And the Trees Crept In

I’m somewhere else now.

It’s quite dark in here. I can hardly see. In the corner of the room, a little girl sits bent over something. Her hands dance very well, quick movements, back and forth. She pauses now and then to check her work, and then bends low again over the thing in her hands.

I step closer, expecting the child to look up, but it seems I am a ghost in this place.

“Hello?” I call.

Nothing.

I look around, scanning the room for Gowan, and realize that I’m in La Baume again. The attic. The same room that Cath locked herself in for months and months. The same room where she was eaten alive by roots. As I think Cathy’s name, the child looks up, as though startled by a sound.

“Hello?”

She leans forward into a shaft of moonlight cast through the tiny sole window to her left, and I see that this child is Cath. She looks about twelve years old, or maybe older. Her eyes are pink and swollen, her lips cracked and bloody.

“Cath… Auntie Cath.”

The child frowns for a moment, and then shifts back into the shadows to continue her work.

I inch closer, aware of every step. I’m five feet away when I see what Cath is doing. In her hands: a limp and rather pathetic excuse for a doll. It is made of sacking cloth and strips of black material, long and thin with elongated limbs. It has no eyes, only a gaping mouth that has been roughly stitched closed again.

The sight of it sends a chill down my spine.

And when I realize what Cath is doing, I fall to my knees, dumbstruck.

“There,” little Cath says, her voice breaking. “Now you can give her back.”

Cath puts down her needle and takes up small sewing scissors instead. Carefully, she snips the black twine holding the doll’s mouth shut, and it falls open in a manic grin like the jaw is weighted down with stones.
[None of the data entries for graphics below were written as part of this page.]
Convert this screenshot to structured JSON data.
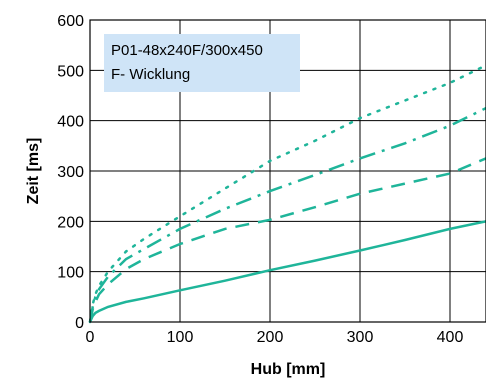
{
  "chart_data": {
    "type": "line",
    "xlabel": "Hub [mm]",
    "ylabel": "Zeit [ms]",
    "xlim": [
      0,
      440
    ],
    "ylim": [
      0,
      600
    ],
    "xticks": [
      0,
      100,
      200,
      300,
      400
    ],
    "yticks": [
      0,
      100,
      200,
      300,
      400,
      500,
      600
    ],
    "grid": true,
    "line_color": "#1fb59a",
    "annotation": {
      "lines": [
        "P01-48x240F/300x450",
        "F- Wicklung"
      ],
      "background": "#cfe4f7"
    },
    "series": [
      {
        "style": "solid",
        "points": [
          [
            0,
            0
          ],
          [
            3,
            12
          ],
          [
            6,
            18
          ],
          [
            10,
            22
          ],
          [
            20,
            30
          ],
          [
            40,
            40
          ],
          [
            60,
            47
          ],
          [
            100,
            63
          ],
          [
            150,
            82
          ],
          [
            200,
            103
          ],
          [
            250,
            122
          ],
          [
            300,
            142
          ],
          [
            350,
            163
          ],
          [
            400,
            185
          ],
          [
            440,
            200
          ]
        ]
      },
      {
        "style": "dashed",
        "points": [
          [
            0,
            0
          ],
          [
            3,
            25
          ],
          [
            6,
            40
          ],
          [
            10,
            55
          ],
          [
            20,
            75
          ],
          [
            40,
            105
          ],
          [
            60,
            125
          ],
          [
            100,
            155
          ],
          [
            150,
            185
          ],
          [
            200,
            203
          ],
          [
            250,
            228
          ],
          [
            300,
            255
          ],
          [
            350,
            275
          ],
          [
            400,
            295
          ],
          [
            440,
            325
          ]
        ]
      },
      {
        "style": "dashdot",
        "points": [
          [
            0,
            0
          ],
          [
            3,
            30
          ],
          [
            6,
            50
          ],
          [
            10,
            65
          ],
          [
            20,
            90
          ],
          [
            40,
            125
          ],
          [
            60,
            145
          ],
          [
            100,
            185
          ],
          [
            150,
            225
          ],
          [
            200,
            260
          ],
          [
            250,
            292
          ],
          [
            300,
            325
          ],
          [
            350,
            355
          ],
          [
            400,
            390
          ],
          [
            440,
            425
          ]
        ]
      },
      {
        "style": "dotted",
        "points": [
          [
            0,
            0
          ],
          [
            3,
            35
          ],
          [
            6,
            55
          ],
          [
            10,
            72
          ],
          [
            20,
            100
          ],
          [
            40,
            140
          ],
          [
            60,
            165
          ],
          [
            100,
            210
          ],
          [
            150,
            265
          ],
          [
            200,
            320
          ],
          [
            250,
            360
          ],
          [
            300,
            405
          ],
          [
            350,
            440
          ],
          [
            400,
            475
          ],
          [
            440,
            510
          ]
        ]
      }
    ]
  }
}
The lack of eyes disturbs me. Look away.

But then Cath speaks again.

“Anne… can you hear me, Anne?”

Silence.

“Anne, it’s Catherine. It’s Catherine, Anne, can’t you hear me?”

Nothing.

“You took her,” she whispers at the doll now. “You crept up and you took her away.” A pause. “You’re a Creeper Man. An ugly Creeper Man. You were never our protector.”

I swallow.

“Come on, then!” Cath cries suddenly, throwing the doll into the moonlit strip of wood. She stands slowly, like a storm gathering the strength to surge.
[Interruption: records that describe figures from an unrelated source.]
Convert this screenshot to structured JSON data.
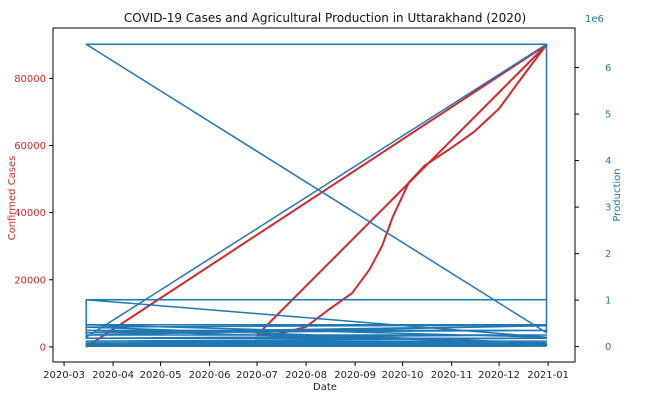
{
  "chart_data": {
    "type": "line",
    "title": "COVID-19 Cases and Agricultural Production in Uttarakhand (2020)",
    "xlabel": "Date",
    "ylabel_left": "Confirmed Cases",
    "ylabel_right": "Production",
    "right_axis_offset_label": "1e6",
    "x_tick_labels": [
      "2020-03",
      "2020-04",
      "2020-05",
      "2020-06",
      "2020-07",
      "2020-08",
      "2020-09",
      "2020-10",
      "2020-11",
      "2020-12",
      "2021-01"
    ],
    "y_left_ticks": [
      0,
      20000,
      40000,
      60000,
      80000
    ],
    "y_left_ylim": [
      -4500,
      95000
    ],
    "y_right_ticks": [
      0,
      1,
      2,
      3,
      4,
      5,
      6
    ],
    "y_right_ylim": [
      -0.33,
      6.85
    ],
    "x_range": [
      "2020-02-23",
      "2021-01-18"
    ],
    "colors": {
      "left_axis": "#d62728",
      "right_axis": "#1f77b4",
      "cases_series": "#d62728",
      "production_series": "#1f77b4"
    },
    "series": [
      {
        "name": "",
        "axis": "left",
        "color": "#d62728",
        "points": [
          [
            "2020-03-15",
            0
          ],
          [
            "2020-12-31",
            90000
          ],
          [
            "2020-07-01",
            3500
          ],
          [
            "2020-07-15",
            3900
          ],
          [
            "2020-08-01",
            6000
          ],
          [
            "2020-08-15",
            11000
          ],
          [
            "2020-08-30",
            16000
          ],
          [
            "2020-09-10",
            23000
          ],
          [
            "2020-09-18",
            30000
          ],
          [
            "2020-09-25",
            39000
          ],
          [
            "2020-10-05",
            49000
          ],
          [
            "2020-10-15",
            54000
          ],
          [
            "2020-10-31",
            59000
          ],
          [
            "2020-11-15",
            64000
          ],
          [
            "2020-12-01",
            71000
          ],
          [
            "2020-12-15",
            80000
          ],
          [
            "2020-12-31",
            90000
          ]
        ]
      },
      {
        "name": "",
        "axis": "right",
        "color": "#1f77b4",
        "points": [
          [
            "2020-03-15",
            6.5
          ],
          [
            "2020-12-31",
            6.5
          ],
          [
            "2020-12-31",
            0.3
          ],
          [
            "2020-03-15",
            6.5
          ],
          [
            "2020-12-31",
            6.5
          ],
          [
            "2020-03-15",
            0.2
          ],
          [
            "2020-03-15",
            1.01
          ],
          [
            "2020-12-31",
            1.01
          ],
          [
            "2020-03-15",
            1.01
          ],
          [
            "2020-12-31",
            0.2
          ],
          [
            "2020-03-15",
            0.47
          ],
          [
            "2020-12-31",
            0.47
          ],
          [
            "2020-03-15",
            0.42
          ],
          [
            "2020-12-31",
            0.08
          ],
          [
            "2020-03-15",
            0.35
          ],
          [
            "2020-12-31",
            0.35
          ],
          [
            "2020-03-15",
            0.3
          ],
          [
            "2020-12-31",
            0.45
          ],
          [
            "2020-03-15",
            0.25
          ],
          [
            "2020-12-31",
            0.25
          ],
          [
            "2020-03-15",
            0.18
          ],
          [
            "2020-12-31",
            0.18
          ],
          [
            "2020-03-15",
            0.12
          ],
          [
            "2020-12-31",
            0.12
          ],
          [
            "2020-03-15",
            0.08
          ],
          [
            "2020-12-31",
            0.08
          ],
          [
            "2020-03-15",
            0.05
          ],
          [
            "2020-12-31",
            0.05
          ],
          [
            "2020-03-15",
            0.03
          ],
          [
            "2020-12-31",
            0.03
          ],
          [
            "2020-03-15",
            0.01
          ],
          [
            "2020-12-31",
            0.01
          ]
        ]
      }
    ]
  }
}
“I dare you,” she spits at last. “I dare you to come here.”

The doll doesn’t move, but it seems to me that it is observing the child. Considering her.

“Creeper Man, Creeper Man, I dare you to come. Creeper Man, Creeper Man, you are the one. Creeper Man, Creeper Man, bring me my Anne. Creeper Man, Creeper Man, I curse you, be damned!”

Cath-the-child is hissing the final words, her eyes leaking tears that she doesn’t seem to notice.

I watch her fury with understanding. “You did this,” I whisper. “Auntie Cath, you did this.”

The image seems to freeze

and when I blink I am back in the cave and I finally, finally understand.





“He’s a demon.”

Gowan shakes his head. “What?”

“The Creeper Man. He’s a child-stealing demon. I saw Cath summon him. She thought he was a protector, but she was wrong. She probably had no idea what she was doing, but she dared him to come. She rhymed, like a spell or something, and I got the weirdest feeling he could hear.”

Gowan opens his mouth and then sighs into his fists. “Silla—”

“I saw it.”

“Where?”

“In the cave. It’s some kind of… I don’t know. Portal. I just… I saw it. And this is his weird lair or something. It sounds insane, but somehow this is all real. He took Nori here into this—place—but we found a way in, too. I don’t think he expected that. So we can save her.”

“I don’t know, Sill. This sounds too… out there.”

His casual use of my name like that—Sill—sends a jolt of uncomfortable familiarity through me. And I hate him.

“Well, look around,” I snap, gesturing. “Does any of this seem normal to you? You can either accept it and help me, or deny it and keep trying to find a rational and completely useless explanation. But I need your help.”

He sighs, long and low, taking me in. “What can I do?”

“I need to find out as much as I can about this demon. Cath had a doll. She made it when she and Mam were little. I know she still has it. She wouldn’t have thrown it away. It’s a doll of him… the Creeper Man. I think that if I could destroy it, it might kill him. Maybe it’s his vessel or something.”

“So we have to find our way back to the house.”

“Yeah.”

Gowan glances around. There is no straight path anymore. “We could try…”

“We have to leave a trail. Like Hansel and Gretel. We’ll find it eventually.”

Gowan doesn’t believe me, I can see that. But he follows me anyway.

We walk with purpose for the first time in… how long have we been here?

We walk straight, and reach the cave.